From the Journals

Three factors predict 6-month mortality in patients with DILI


 

FROM GASTROENTEROLOGY

Medical comorbidity burden is significantly associated with 6-month and overall mortality in individuals with suspected drug-induced liver injury (DILI). In addition, a model consisting of Charlson Comorbidity Index, model for end-stage liver disease score, and serum albumin strongly predicts 6-month mortality in patients with suspected DILI.

Those are key findings from a study which set out to investigate the association between comorbidity burden and outcomes of patients with DILI and to develop a model to calculate risk of death within 6 months.

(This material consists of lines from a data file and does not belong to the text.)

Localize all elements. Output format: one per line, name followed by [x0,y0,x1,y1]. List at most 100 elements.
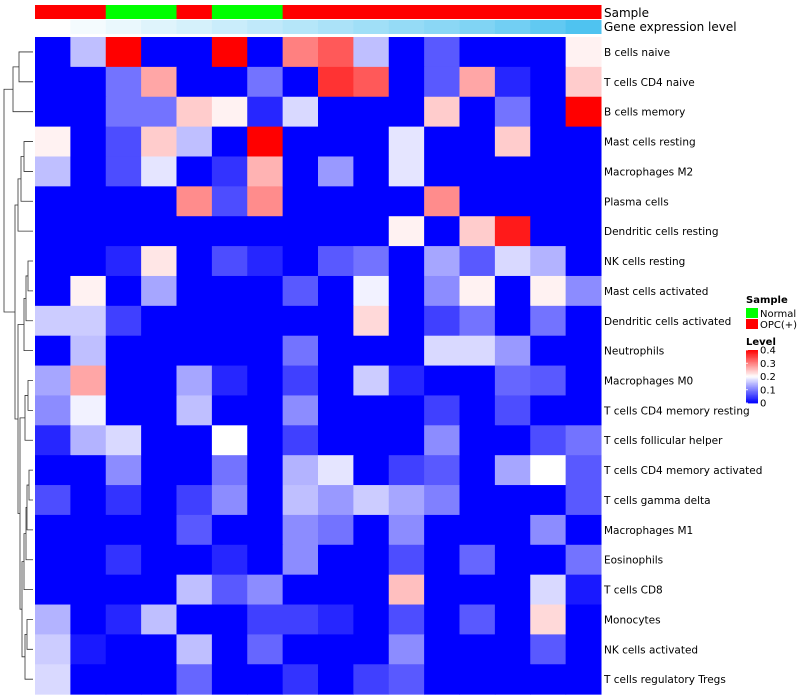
heatmap-cell [176,96,213,128]
row-label: B cells memory [604,107,685,119]
heatmap-cell [530,96,567,128]
dendrogram-branch [26,484,33,531]
row-label: Macrophages M2 [604,166,693,178]
dendrogram-branch [21,561,25,658]
heatmap-cell [141,275,178,307]
heatmap-cell [459,664,496,695]
heatmap-cell [494,335,531,367]
heatmap-cell [70,96,107,128]
heatmap-cell [318,604,354,635]
heatmap-cell [141,126,178,157]
heatmap-cell [211,485,248,516]
heatmap-cell [318,544,354,576]
heatmap-cell [530,634,567,665]
heatmap-cell [494,275,531,307]
heatmap-cell [282,455,319,486]
heatmap-cell [70,514,107,546]
heatmap-cell [424,544,461,576]
sample-annotation-cell [70,5,107,19]
expression-annotation-cell [388,20,425,34]
heatmap-cell [459,574,496,606]
heatmap-cell [424,514,461,546]
heatmap-cell [318,186,354,217]
heatmap-cell [565,66,602,98]
heatmap-cell [211,156,248,187]
dendrogram-branch [27,260,33,292]
heatmap-cell [282,514,319,546]
level-bar-segment [746,379,758,381]
dendrogram-branch [12,66,33,113]
sample-annotation-cell [282,5,319,19]
heatmap-cell [211,305,248,337]
heatmap-cell [530,216,567,247]
heatmap-cell [141,514,178,546]
heatmap-cell [424,156,461,187]
heatmap-cell [176,216,213,247]
heatmap-cell [388,395,425,426]
heatmap-cell [530,335,567,367]
heatmap-cell [494,664,531,695]
sample-annotation-cell [494,5,531,19]
heatmap-cell [424,425,461,456]
heatmap-cell [424,186,461,217]
level-bar-segment [746,353,758,356]
heatmap-cell [141,455,178,486]
heatmap-cell [530,37,567,68]
heatmap-cell [565,425,602,456]
heatmap-cell [353,186,390,217]
heatmap-cell [141,37,178,68]
heatmap-cell [459,96,496,128]
heatmap-cell [424,66,461,98]
heatmap-cell [105,514,142,546]
heatmap-cell [565,126,602,157]
heatmap-cell [35,66,71,98]
heatmap-cell [388,126,425,157]
heatmap-cell [105,365,142,396]
heatmap-cell [211,126,248,157]
heatmap-cell [105,156,142,187]
heatmap-cell [494,485,531,516]
heatmap-cell [211,574,248,606]
heatmap-cell [318,96,354,128]
heatmap-cell [530,305,567,337]
heatmap-cell [424,455,461,486]
heatmap-cell [70,425,107,456]
heatmap-cell [70,246,107,277]
heatmap-cell [459,216,496,247]
heatmap-cell [70,216,107,247]
heatmap-cell [35,574,71,606]
heatmap-cell [211,96,248,128]
heatmap-cell [494,514,531,546]
heatmap-cell [530,664,567,695]
heatmap-cell [565,186,602,217]
level-bar-segment [746,375,758,377]
sample-legend-title: Sample [746,295,788,306]
heatmap-cell [70,335,107,367]
heatmap-cell [424,395,461,426]
heatmap-cell [530,275,567,307]
heatmap-cell [70,544,107,576]
heatmap-cell [459,544,496,576]
heatmap-cell [211,604,248,635]
heatmap-cell [282,544,319,576]
expression-annotation-cell [565,20,602,34]
heatmap-cell [424,664,461,695]
heatmap-cell [388,425,425,456]
heatmap-cell [530,514,567,546]
heatmap-cell [70,485,107,516]
heatmap-cell [424,246,461,277]
heatmap-cell [70,604,107,635]
heatmap-cell [282,425,319,456]
heatmap-cell [565,335,602,367]
heatmap-cell [424,275,461,307]
heatmap-cell [424,126,461,157]
heatmap-cell [211,634,248,665]
sample-annotation-label: Sample [604,6,649,20]
heatmap-cell [247,634,284,665]
row-label: Dendritic cells resting [604,226,719,238]
heatmap-cell [70,664,107,695]
heatmap-cell [424,335,461,367]
level-color-bar [746,350,758,404]
sample-annotation-cell [141,5,178,19]
heatmap-cell [353,37,390,68]
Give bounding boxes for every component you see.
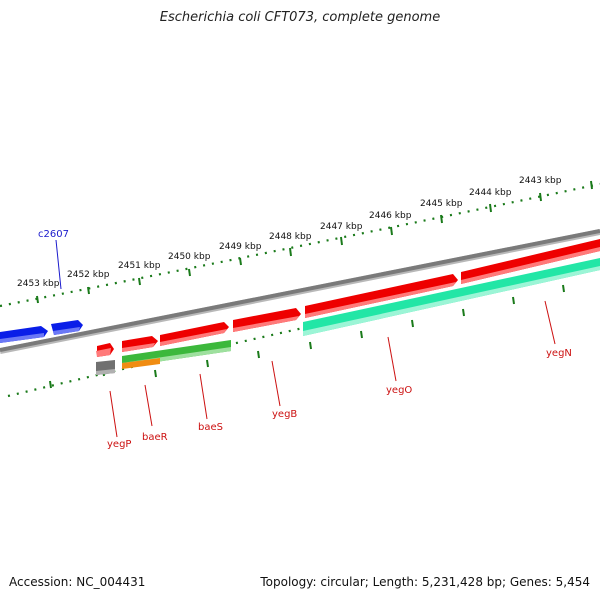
ruler-label-2453: 2453 kbp xyxy=(17,279,60,289)
ruler-label-2452: 2452 kbp xyxy=(67,270,110,280)
ruler-label-2451: 2451 kbp xyxy=(118,261,161,271)
leader-yegB xyxy=(271,360,281,407)
ruler-label-2443: 2443 kbp xyxy=(519,176,562,186)
leader-baeS xyxy=(199,373,208,420)
gene-label-baeR: baeR xyxy=(142,432,168,443)
ruler-label-2447: 2447 kbp xyxy=(320,222,363,232)
ruler-label-2448: 2448 kbp xyxy=(269,232,312,242)
inner-ruler-major-ticks xyxy=(49,284,565,389)
gene-label-c2607: c2607 xyxy=(38,229,69,240)
ruler-label-2449: 2449 kbp xyxy=(219,242,262,252)
ruler-label-2444: 2444 kbp xyxy=(469,188,512,198)
leader-yegP xyxy=(109,390,118,438)
ruler-major-ticks xyxy=(36,180,593,304)
gene-label-yegB: yegB xyxy=(272,409,297,420)
genome-summary-text: Topology: circular; Length: 5,231,428 bp… xyxy=(260,575,590,589)
gene-band-orange[interactable] xyxy=(122,358,160,369)
gene-label-yegN: yegN xyxy=(546,348,572,359)
ruler-label-2450: 2450 kbp xyxy=(168,252,211,262)
leader-c2607 xyxy=(55,239,62,290)
leader-yegN xyxy=(544,300,556,345)
forward-strand-genes xyxy=(96,239,600,357)
leader-baeR xyxy=(144,384,153,427)
gene-label-yegP: yegP xyxy=(107,439,131,450)
gene-label-baeS: baeS xyxy=(198,422,223,433)
map-title: Escherichia coli CFT073, complete genome xyxy=(159,10,441,25)
ruler-label-2446: 2446 kbp xyxy=(369,211,412,221)
ruler-label-2445: 2445 kbp xyxy=(420,199,463,209)
leader-yegO xyxy=(387,336,397,382)
accession-text: Accession: NC_004431 xyxy=(9,575,146,589)
gene-label-yegO: yegO xyxy=(386,385,412,396)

“Drug-induced liver injury is an important cause of liver-related morbidity and mortality that is likely under-recognized,” investigators led by Marwan S. Ghabril, MD, of the division of gastroenterology and hepatology at Indiana University, Indianapolis, wrote in a study published in Gastroenterology. “Its diagnosis depends on high index of suspicion, compatible temporal relationship, and thorough exclusion of competing etiologies. DILI by an implicated drug commonly occurs in patients with one or several comorbid conditions such as hypertension, diabetes mellitus, cardiovascular disease, renal disease, and malignancy. However, the impact of comorbidity burden on mortality in patients with suspected DILI has not been previously investigated.”

For the current analysis and model development, the researchers drew from 306 patients enrolled in the multicenter Drug-Induced Liver Injury Network Prospective Study at Indiana University between 2003 and 2017 (discovery cohort; Drug Saf. 2009;32:55-68). To validate their model, they used data from 247 patients who were enrolled in the same study at the University of North Carolina (validation cohort). The primary outcome of interest was mortality within 6 months of onset of liver injury.

The mean ages of the discovery and validation cohorts were 49 years and 51 years, respectively. Dr. Ghabril and colleagues found that 6-month mortality was 8.5% in the discovery cohort and 4.5% in the validation cohort. “The most common class of implicated agent was antimicrobials with no significant differences between groups,” they wrote. “However, herbal and dietary supplements were predominantly implicated in patients with none to mild comorbidity, while cardiovascular agents were predominantly implicated in patients with significant comorbidity.”

Among patients in the discovery cohort, the presence of significant comorbidities, defined as a Charlson Comorbidity Index score greater than 2, was independently associated with 6-month mortality (odds ratio, 5.22), as was model for end-stage liver disease score (OR, 1.11) and serum level of albumin at presentation (OR, 0.39). When the researchers created a morbidity risk model based on those three clinical variables, it performed well, identifying patients who died within 6 months with a C statistic value of 0.89 in the discovery cohort and 0.91 in the validation cohort. This spurred the development of a web-based risk calculator, which clinicians can access at http://gihep.com/calculators/hepatology/dili-cam/.

“Since DILI is not a unique cause of liver injury, it is conceivable that models incorporating comorbidity burden and severity of liver injury could prove useful in improving the prediction of mortality in a variety of liver injuries and diseases, and as such warrants further studies,” the researchers wrote.

The study was funded by grants from the National Institute of Diabetes and Digestive and Kidney Diseases. Dr. Ghabril reported having no financial disclosures, but two coauthors reported having numerous financial ties to industry.